There I was making all the preparations for Arch’s fifth birthday – cake (tick), presents (tick), balloons (tick), card (tick).
“Now darling,” I said. “There’s something you need to learn and it’s very important.
“When somebody gives you a present, you must say: ‘Thank you very much’ whatever you think of it. Even if you don’t like it, even if you’ve already got it, remember the people who gave it to you have been thoughtful and kind – so thank them.”
Learning to say thank you
I had no faith in Arch’s ability to learn this lesson so, at his party, I was in full control-mode whisking presents out of his hand to avert social calamities. “We’re having far too much fun to open them now, aren’t we?”
The crunch came a few days later when friends dropped by with a late present for Arch and we had no reason (pretend or otherwise) not to open it there and then in front of them.

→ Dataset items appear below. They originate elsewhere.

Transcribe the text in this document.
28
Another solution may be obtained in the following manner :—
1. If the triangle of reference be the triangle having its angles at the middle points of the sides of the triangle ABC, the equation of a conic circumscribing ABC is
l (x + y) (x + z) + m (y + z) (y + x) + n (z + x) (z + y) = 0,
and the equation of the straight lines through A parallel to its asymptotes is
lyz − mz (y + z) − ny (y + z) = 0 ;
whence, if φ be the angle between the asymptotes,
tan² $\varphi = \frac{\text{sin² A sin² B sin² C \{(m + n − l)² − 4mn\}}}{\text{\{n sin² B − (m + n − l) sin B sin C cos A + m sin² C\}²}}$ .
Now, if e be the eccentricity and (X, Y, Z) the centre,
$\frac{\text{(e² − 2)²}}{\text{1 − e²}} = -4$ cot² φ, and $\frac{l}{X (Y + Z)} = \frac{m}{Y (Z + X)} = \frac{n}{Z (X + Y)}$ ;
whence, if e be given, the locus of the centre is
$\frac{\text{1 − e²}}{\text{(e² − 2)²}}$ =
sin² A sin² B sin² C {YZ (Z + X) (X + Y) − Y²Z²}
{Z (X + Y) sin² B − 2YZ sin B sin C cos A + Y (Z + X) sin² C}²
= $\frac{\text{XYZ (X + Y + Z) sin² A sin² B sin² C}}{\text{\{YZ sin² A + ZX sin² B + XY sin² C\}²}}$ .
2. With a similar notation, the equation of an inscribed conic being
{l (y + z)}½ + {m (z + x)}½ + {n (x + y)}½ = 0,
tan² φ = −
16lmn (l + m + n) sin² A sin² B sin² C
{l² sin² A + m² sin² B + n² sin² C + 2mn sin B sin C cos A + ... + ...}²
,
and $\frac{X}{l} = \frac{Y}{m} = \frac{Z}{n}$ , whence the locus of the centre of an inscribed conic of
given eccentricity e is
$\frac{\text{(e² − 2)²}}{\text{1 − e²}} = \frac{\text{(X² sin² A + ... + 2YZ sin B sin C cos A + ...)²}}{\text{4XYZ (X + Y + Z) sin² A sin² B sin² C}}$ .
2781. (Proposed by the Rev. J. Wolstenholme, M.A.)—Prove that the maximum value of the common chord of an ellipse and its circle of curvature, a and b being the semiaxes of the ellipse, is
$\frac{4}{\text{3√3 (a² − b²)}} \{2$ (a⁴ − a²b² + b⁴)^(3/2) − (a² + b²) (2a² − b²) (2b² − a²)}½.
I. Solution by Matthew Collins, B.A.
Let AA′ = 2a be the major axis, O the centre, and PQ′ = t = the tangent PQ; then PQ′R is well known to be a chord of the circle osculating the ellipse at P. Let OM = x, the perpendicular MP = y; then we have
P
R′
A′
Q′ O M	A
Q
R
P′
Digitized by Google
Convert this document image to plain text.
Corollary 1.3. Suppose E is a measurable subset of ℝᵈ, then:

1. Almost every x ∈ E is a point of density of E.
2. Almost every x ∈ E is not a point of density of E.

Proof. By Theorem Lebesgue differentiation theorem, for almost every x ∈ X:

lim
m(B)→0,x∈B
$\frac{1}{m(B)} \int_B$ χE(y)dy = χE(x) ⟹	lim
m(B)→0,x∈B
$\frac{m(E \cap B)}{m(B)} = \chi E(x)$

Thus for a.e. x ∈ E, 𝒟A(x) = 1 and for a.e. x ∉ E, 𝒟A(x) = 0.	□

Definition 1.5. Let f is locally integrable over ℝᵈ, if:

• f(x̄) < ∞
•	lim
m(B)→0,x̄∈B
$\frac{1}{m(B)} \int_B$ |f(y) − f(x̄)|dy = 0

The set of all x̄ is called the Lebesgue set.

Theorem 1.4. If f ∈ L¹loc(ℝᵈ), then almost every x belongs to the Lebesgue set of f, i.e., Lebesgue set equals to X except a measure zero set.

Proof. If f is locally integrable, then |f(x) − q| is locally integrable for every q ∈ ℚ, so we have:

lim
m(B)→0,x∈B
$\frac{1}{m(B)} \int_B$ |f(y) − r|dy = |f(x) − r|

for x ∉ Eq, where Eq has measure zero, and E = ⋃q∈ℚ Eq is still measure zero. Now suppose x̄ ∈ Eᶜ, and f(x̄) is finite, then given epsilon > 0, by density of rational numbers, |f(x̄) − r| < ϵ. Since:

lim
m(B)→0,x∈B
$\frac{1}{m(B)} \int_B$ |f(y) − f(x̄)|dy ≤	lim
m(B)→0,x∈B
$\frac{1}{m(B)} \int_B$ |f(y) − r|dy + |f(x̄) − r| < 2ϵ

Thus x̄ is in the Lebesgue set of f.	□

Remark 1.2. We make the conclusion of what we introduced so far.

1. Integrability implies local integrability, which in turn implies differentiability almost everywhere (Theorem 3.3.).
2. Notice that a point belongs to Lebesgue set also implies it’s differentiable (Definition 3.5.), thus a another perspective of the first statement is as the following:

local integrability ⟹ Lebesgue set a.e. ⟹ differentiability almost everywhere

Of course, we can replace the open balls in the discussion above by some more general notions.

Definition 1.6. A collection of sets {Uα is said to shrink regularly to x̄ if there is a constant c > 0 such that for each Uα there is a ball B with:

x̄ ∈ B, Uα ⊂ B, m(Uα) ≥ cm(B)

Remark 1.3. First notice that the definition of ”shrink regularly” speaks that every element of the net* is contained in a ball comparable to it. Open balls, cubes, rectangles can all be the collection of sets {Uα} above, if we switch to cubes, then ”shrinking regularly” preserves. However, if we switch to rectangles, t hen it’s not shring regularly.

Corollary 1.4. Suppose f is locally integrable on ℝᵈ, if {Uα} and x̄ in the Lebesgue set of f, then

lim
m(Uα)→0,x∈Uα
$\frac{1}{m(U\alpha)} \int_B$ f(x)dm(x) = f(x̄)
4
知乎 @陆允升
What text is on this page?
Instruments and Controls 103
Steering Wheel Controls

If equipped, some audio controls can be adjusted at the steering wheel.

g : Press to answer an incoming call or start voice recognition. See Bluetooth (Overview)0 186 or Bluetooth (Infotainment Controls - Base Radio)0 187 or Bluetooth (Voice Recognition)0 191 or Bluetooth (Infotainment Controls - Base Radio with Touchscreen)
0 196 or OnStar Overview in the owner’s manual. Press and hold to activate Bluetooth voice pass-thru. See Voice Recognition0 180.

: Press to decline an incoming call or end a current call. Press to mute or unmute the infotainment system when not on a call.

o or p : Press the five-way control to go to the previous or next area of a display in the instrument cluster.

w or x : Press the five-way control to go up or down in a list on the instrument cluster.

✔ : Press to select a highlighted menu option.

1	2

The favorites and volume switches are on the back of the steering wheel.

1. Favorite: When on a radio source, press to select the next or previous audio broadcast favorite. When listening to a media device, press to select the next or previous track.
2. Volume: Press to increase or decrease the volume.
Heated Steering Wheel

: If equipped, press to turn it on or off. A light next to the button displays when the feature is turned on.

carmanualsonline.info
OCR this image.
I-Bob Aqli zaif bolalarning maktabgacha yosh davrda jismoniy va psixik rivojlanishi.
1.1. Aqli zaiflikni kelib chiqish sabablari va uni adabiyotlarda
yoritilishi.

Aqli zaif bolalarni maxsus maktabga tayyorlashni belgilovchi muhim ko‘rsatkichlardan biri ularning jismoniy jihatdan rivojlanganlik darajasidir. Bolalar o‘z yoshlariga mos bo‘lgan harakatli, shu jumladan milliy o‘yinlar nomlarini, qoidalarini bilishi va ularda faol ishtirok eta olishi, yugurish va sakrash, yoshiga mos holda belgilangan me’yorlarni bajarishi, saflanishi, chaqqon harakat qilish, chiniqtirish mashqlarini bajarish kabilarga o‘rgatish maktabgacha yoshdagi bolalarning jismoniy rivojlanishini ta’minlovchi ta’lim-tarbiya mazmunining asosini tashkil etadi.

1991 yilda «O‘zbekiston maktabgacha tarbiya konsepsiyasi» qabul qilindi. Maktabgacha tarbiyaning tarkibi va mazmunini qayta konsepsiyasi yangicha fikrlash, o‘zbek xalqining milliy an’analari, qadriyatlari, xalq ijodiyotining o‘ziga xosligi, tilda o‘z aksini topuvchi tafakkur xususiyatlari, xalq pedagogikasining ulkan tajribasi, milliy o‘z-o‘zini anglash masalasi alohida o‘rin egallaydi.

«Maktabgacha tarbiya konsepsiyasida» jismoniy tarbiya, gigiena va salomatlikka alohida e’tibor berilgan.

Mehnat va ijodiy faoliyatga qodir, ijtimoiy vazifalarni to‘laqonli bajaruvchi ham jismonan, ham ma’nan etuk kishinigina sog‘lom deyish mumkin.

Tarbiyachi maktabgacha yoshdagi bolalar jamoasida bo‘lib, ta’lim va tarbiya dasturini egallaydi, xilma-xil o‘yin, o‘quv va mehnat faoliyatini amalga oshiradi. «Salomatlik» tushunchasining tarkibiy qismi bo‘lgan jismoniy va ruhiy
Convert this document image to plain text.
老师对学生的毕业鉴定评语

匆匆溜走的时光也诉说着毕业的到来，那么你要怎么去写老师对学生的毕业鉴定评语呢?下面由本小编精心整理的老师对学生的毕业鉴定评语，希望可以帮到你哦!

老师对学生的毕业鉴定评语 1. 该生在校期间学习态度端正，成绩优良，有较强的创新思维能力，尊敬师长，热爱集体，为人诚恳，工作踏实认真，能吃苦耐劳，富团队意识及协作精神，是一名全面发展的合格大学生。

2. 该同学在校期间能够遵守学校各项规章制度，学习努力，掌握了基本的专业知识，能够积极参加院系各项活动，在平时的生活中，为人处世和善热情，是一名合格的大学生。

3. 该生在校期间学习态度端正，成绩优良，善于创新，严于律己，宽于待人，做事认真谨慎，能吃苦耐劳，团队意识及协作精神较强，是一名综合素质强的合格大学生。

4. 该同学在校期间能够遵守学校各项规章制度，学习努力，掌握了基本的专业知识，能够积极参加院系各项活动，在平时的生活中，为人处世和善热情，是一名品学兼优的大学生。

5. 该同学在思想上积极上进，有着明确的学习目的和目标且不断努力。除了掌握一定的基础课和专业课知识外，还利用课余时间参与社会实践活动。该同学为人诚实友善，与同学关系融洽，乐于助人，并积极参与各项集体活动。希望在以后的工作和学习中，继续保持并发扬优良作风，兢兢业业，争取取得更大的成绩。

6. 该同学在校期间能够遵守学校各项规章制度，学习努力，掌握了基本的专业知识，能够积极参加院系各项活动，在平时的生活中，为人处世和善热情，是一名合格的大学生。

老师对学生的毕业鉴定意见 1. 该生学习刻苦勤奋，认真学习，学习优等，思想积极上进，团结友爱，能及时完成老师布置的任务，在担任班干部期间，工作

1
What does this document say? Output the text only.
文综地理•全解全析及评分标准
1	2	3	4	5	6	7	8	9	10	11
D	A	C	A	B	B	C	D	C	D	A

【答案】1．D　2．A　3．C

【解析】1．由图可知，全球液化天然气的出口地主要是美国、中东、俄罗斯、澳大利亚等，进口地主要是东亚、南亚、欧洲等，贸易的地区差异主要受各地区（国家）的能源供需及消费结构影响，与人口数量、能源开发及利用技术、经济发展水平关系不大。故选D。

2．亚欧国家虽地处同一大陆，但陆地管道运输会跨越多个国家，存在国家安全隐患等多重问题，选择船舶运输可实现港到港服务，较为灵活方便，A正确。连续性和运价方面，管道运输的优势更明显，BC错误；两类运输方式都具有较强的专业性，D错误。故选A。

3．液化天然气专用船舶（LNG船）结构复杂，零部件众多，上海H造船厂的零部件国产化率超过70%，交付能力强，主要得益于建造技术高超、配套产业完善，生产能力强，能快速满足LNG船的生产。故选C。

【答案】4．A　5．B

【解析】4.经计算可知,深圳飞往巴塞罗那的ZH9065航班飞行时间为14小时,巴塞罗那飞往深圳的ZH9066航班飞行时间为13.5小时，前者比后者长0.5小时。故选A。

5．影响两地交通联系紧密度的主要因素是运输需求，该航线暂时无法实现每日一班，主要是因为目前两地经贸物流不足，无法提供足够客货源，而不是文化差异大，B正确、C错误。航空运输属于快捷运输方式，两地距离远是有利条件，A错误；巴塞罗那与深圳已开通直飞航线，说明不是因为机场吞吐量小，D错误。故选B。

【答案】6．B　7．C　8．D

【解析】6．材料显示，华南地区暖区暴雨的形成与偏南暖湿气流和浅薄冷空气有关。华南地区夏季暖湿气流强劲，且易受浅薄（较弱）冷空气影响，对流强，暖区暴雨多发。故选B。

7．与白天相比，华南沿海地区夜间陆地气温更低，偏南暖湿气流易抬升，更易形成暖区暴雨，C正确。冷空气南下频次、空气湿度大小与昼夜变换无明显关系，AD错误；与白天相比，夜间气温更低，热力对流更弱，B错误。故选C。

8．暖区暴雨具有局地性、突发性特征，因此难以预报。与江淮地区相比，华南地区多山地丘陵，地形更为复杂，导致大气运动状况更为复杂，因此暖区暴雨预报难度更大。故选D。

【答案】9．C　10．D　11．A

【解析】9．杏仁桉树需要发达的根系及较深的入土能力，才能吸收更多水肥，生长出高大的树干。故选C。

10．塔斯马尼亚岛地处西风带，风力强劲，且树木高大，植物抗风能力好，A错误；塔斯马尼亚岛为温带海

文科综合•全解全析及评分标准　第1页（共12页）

Arch eagerly tore at the wrappings. It was Mr Men pants. I curled my toes – too young for him, not his thing, nothing he could play with…. What was Arch going to say?
“Thank you very much,” he said, confidently looking my friends in the eye.
Afterwards I sat Arch on my knee and told him how proud I was of what he had done.
“Yes,” he said. “I thought I was going to like the present – but I didn’t. It was boring.”
Learning to put on a mask
“It was,” I said, “but you learnt something very important about not hurting people’s feelings. I’m really proud of you darling. Well done.”
But as I said the words, I felt my heart contract.
If what Arch has learnt was so good and useful – why had it made me sad?